3. Expand: We tend to think that activism can start out and go on with only one person; however, it should be remembered that civil society activists must deliberate in what they do; they must take it upon themselves to expand their network whenever they can. The more successful you are in expanding your initial network the more “socially-civil” your activities will be.
4. Raise awareness: As a civil society activist, this should be your main objective. The methods for carrying out such a task vary from place to place and time to time but it is basically upon you to choose ways that are agreed by the public as “civil behavior” that, according to the scholar on Neil L. Whitehead, do not diminish anyone’s power of choice or violate their freedom.
5. Take collective action: Civil society is about volunteerism and participation (against coercion and exclusion). As a civil society activist you are obliged to address all those who believe in the basics of civil society and include them in your activities.

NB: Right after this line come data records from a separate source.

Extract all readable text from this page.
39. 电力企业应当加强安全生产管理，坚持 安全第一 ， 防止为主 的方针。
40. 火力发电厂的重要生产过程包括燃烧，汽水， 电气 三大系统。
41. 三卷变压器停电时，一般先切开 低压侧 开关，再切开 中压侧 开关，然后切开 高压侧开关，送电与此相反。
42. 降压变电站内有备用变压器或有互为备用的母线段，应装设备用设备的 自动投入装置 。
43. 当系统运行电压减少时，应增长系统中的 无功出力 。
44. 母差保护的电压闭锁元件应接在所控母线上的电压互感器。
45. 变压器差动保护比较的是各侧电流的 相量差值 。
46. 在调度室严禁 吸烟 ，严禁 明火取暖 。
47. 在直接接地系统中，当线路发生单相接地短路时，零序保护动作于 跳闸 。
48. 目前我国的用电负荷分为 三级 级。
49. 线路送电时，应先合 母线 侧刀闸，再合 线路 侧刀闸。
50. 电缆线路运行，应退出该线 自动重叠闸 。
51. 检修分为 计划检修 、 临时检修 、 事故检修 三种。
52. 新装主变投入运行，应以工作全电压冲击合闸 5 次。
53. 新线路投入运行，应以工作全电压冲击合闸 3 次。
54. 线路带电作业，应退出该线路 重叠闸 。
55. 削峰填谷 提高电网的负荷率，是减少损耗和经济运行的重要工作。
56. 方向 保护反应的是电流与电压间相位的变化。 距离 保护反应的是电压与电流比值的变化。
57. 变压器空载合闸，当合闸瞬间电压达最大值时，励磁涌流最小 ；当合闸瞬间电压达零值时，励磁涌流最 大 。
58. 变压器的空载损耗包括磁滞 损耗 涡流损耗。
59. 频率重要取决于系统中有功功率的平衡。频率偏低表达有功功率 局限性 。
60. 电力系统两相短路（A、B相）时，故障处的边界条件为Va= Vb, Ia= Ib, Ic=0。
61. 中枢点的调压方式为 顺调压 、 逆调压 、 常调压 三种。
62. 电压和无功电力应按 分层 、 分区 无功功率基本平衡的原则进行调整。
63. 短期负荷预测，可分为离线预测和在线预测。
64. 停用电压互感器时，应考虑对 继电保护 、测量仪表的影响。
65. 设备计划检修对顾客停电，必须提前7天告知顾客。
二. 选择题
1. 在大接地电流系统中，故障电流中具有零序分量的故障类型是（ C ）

6. Spread the word: Good activists find a way of making their word heard to their peers and then to outlets that are specialized in spreading messages. The good news is that despite all the concerns, this one has never been as easy as it is now. Recent cases such as the “Arab Spring” and the Iranian “Green Movement” were great examples of how words and pictures taken in the streets of Cairo, Damascus, and Tehran were dispersed in almost real-time through “normal” citizens.
7. Remain independent: In an ideal world, a civil society activist is independent and their associations are independent of sources of power and patronage.
8. Secure funds: Human labor costs, full stop. This is perhaps the most basic, yet controversial, point in our list as there is a good amount of debate as to the mechanisms and effects of funding or supporting activists. Remember whoever or whatever is to be your source of funds, they should meet two conditions: 1) They must, obviously, conform with civility as discussed earlier. 2) Financing activists should never entail any commitment on them or their agenda. Independence must never be compromised.